Executive summary--for those who don't want to wade through this debate yet
again!:

  To put it a different way, it's fine to talk about datatypes
  if that is *all* you mean (i.e., xs:integer, etc.) but if you
  are talking about what the author can *create* then you need
  to talk about simple types, since the only mechanism that an
  author has to create a datatype [in XForms] is the use of
  XML Schema, i.e., xs:simpleType, etc.


> I believe that Mark's contention that the term datatype is
> perhaps being misused in the XForms spec is likely due to
> the incorrect conclusion that what a datatype is and how it
> is expressed were one and the same thing.

No...I'm pretty clear on that, but I would clarify that all of my discussion
has been about XForms Basic, plus reference to points made on this list in
relation to that. There were actually two separate discussions--the first
concerned bind/@type and the second related to XForms Basic, and I haven't
actually said anything on the first discussion, because I wanted to focus on
the XForms Basic issues.


> The use of the term datatype is deliberate because the most
> important use case for XForms 1.0 that has been discussed at
> many face to face meetings is vcharacter data validation,
> which corresponds to direct user input.
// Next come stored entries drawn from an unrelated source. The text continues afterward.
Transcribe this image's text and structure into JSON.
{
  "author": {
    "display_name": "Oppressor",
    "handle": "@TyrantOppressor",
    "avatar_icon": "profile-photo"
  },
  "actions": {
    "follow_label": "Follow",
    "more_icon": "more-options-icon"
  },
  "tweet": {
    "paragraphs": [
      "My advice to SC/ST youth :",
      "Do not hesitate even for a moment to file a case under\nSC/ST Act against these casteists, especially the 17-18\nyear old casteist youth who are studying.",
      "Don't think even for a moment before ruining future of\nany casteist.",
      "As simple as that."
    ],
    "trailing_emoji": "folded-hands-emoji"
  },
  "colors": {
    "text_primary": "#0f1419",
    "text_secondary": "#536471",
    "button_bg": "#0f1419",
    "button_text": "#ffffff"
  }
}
So are you saying that some flavours of XForms processor need not support
XML Schema at all? We know that a standard can support the XML Schema
datatypes (xs:integer, xs:date, etc.) without making use of XML Schema
constructs (xs:simpleType, xs:element, etc.), so it's possible that what the
authors of XForms Basic wanted to say is that any xs:schema element can be
completely ignored, and all that needs to be understood are things like
this:

  <bind nodeset="d" type="xs:date" />

In addition, since XForms Basic need only process certain datatypes, the
following two statements are equivalent:

  <bind nodeset="q" type="xs:QName" />

  <bind nodeset="q" type="xs:string" />

This would be ideal for an XForms Tiny implementation, and it could even be
that this is what was intended in XForms Basic. If that *is* what is
intended in XForms Basic then the second bullet needs dramatically reworking
to say that we are only making use of the (abstract) datatypes from XML
Schema (in just the same way that XSLT and RDF do):

  XForms Basic Profile processors may implement a subset of an
  XML Schema processor [XML Schema part 1], [XML Schema part 2],
  requiring only what is necessary to process the attribute
  xsi:type on instance data for simpleTypes only and the type
  model item property for simpleTypes only.
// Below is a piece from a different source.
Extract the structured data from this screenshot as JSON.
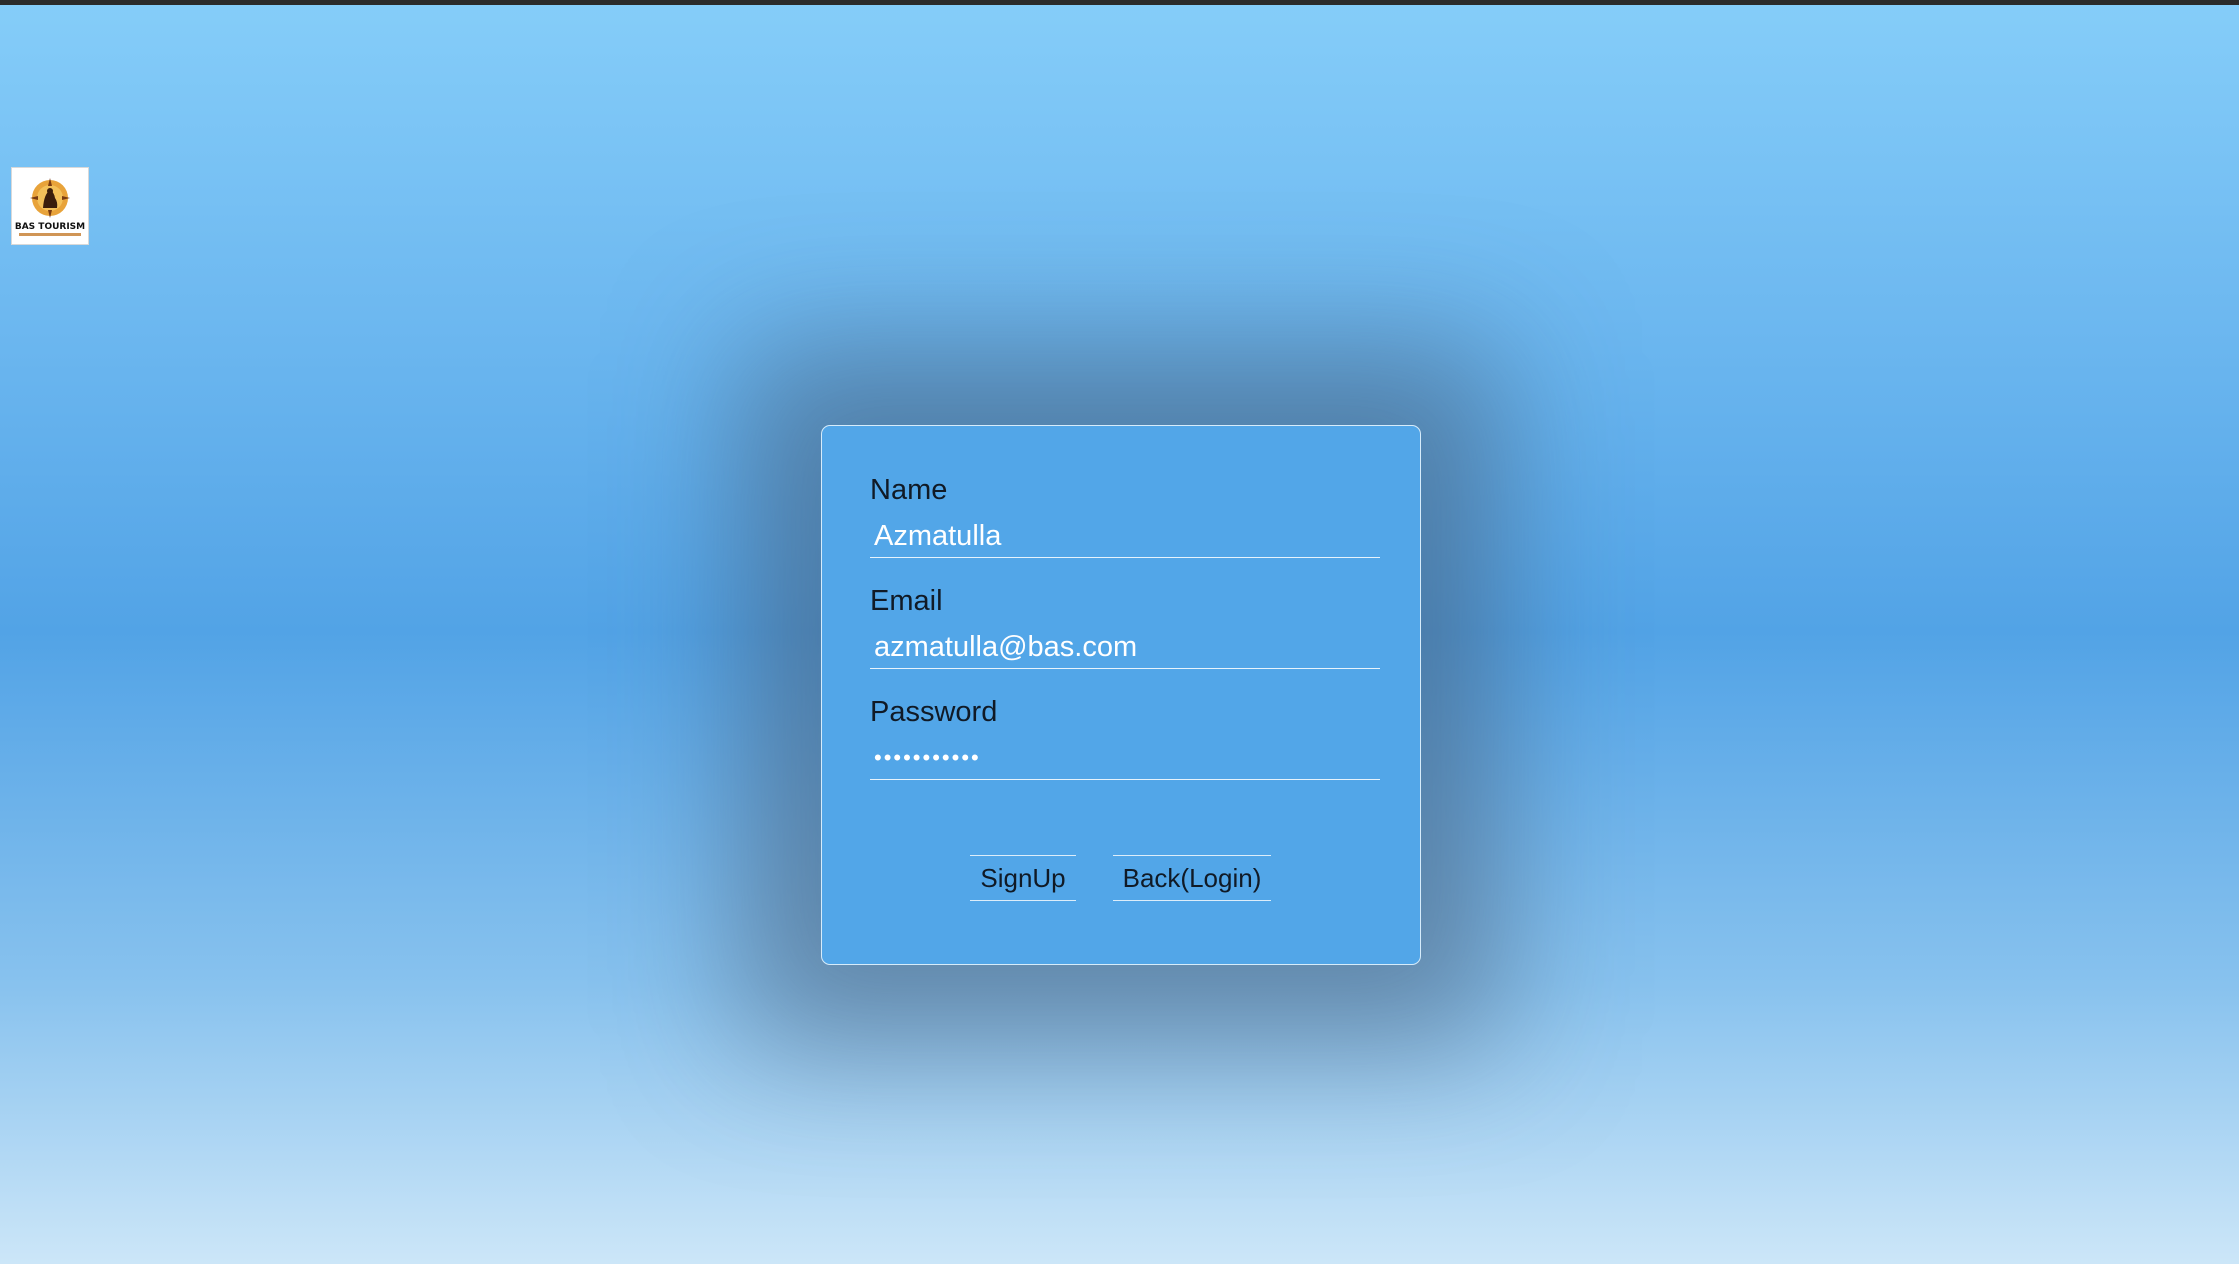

This needs reworking because as it stands it very much implies that an
XForms Basic processor supports a subset of XML Schema that allows authors
to define new simple types (i.e., supports xs:simpleType). That in turn
implies that the xs:schema element can't be ignored, and if it's not
ignored, we need to spell out exactly how it should be processed in relation
to complex types.

So, although this 'ignore xs:schema' processor might be a useful 'third
level'--'very lite'--version of XForms, I don't think this is what you're
getting at, and is probably not the intent of XForms Basic.


You went on to say in your post:

> So, yes, in answer to your [David's] final question, what I
> have been saying in numerous posts is that the type MIP of
> XForms is for associating a datatype and therefore corresponds
> to datatype validation even if the datatype association was
> made based on a datatype obtained from a complex type.
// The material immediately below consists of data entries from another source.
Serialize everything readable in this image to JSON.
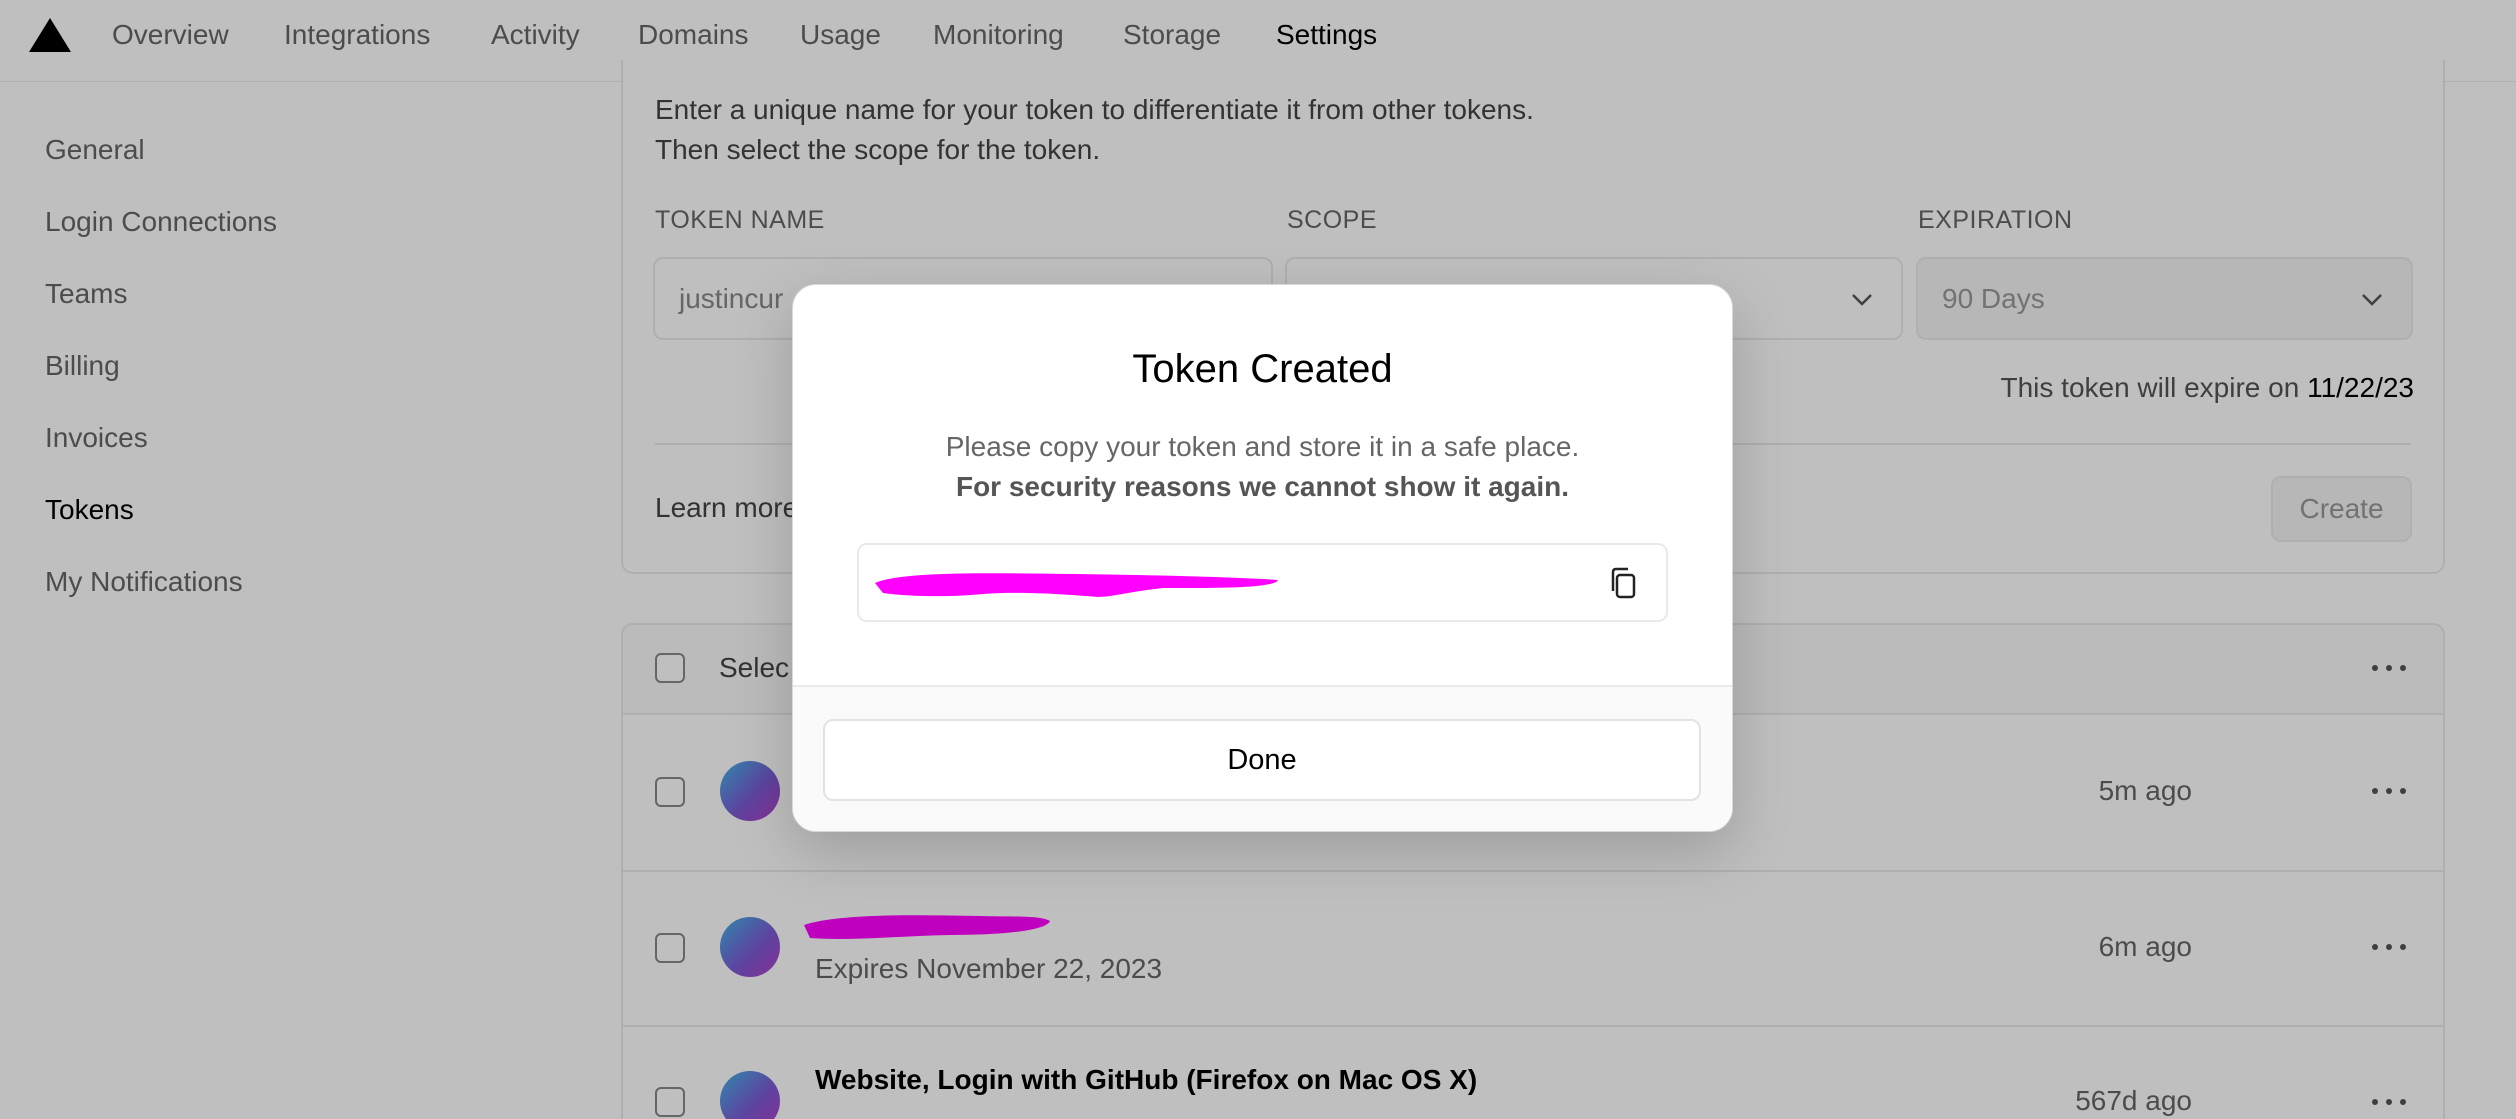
{
  "nav": {
    "tabs": [
      "Overview",
      "Integrations",
      "Activity",
      "Domains",
      "Usage",
      "Monitoring",
      "Storage",
      "Settings"
    ],
    "active": "Settings"
  },
  "sidebar": {
    "items": [
      "General",
      "Login Connections",
      "Teams",
      "Billing",
      "Invoices",
      "Tokens",
      "My Notifications"
    ],
    "active": "Tokens"
  },
  "form": {
    "desc_line1": "Enter a unique name for your token to differentiate it from other tokens.",
    "desc_line2": "Then select the scope for the token.",
    "token_name_label": "TOKEN NAME",
    "token_name_value": "justincur",
    "scope_label": "SCOPE",
    "expiration_label": "EXPIRATION",
    "expiration_value": "90 Days",
    "expire_prefix": "This token will expire on",
    "expire_date": "11/22/23",
    "learn_more": "Learn more",
    "create_label": "Create"
  },
  "list": {
    "select_label": "Selec",
    "rows": [
      {
        "title": "",
        "sub": "",
        "time": "5m ago"
      },
      {
        "title": "",
        "sub": "Expires November 22, 2023",
        "time": "6m ago"
      },
      {
        "title": "Website, Login with GitHub (Firefox on Mac OS X)",
        "sub": "",
        "time": "567d ago"
      }
    ]
  },
  "modal": {
    "title": "Token Created",
    "line1": "Please copy your token and store it in a safe place.",
    "line2": "For security reasons we cannot show it again.",
    "done_label": "Done"
  },
  "colors": {
    "redaction": "#ff00ff",
    "overlay": "rgba(0,0,0,0.25)"
  }
}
This puts me right back where I was before, I'm afraid. Firstly, the
assumption you are deriving is really not clear from the spec, and secondly,
there is still a confusing use of 'datatype'.

My posts--following from my action to look at XForms Basic--have all been
about looking at the assertion that was floating around on both the list and
the call, that the whole process of 'ignoring' complex types within XForms
Basic was 'covered' by the XForms Basic statement:

  XForms Basic Profile processors may treat XML Schema
  datatypes other than the following as xsd:string:

A number of people implied that it was this 'rule' that told us everything
we needed to know about treating complex types as strings. My assertion was
that the reason people thought this was probably because the term 'datatype'
was being interpreted as though it was actually the more general XML Schema
term 'type definition'.

You put forward an alternative interpretation in your other post [1], John,
that in this context 'datatype' *was* used correctly--as it is in
bind/@type--but we should interpret this to mean not just a 'datatype', but:

  a datatype...perhaps derived from looking at a complex
  type with simple content (provided of course that it is
  simple content and not complex content...or nillable.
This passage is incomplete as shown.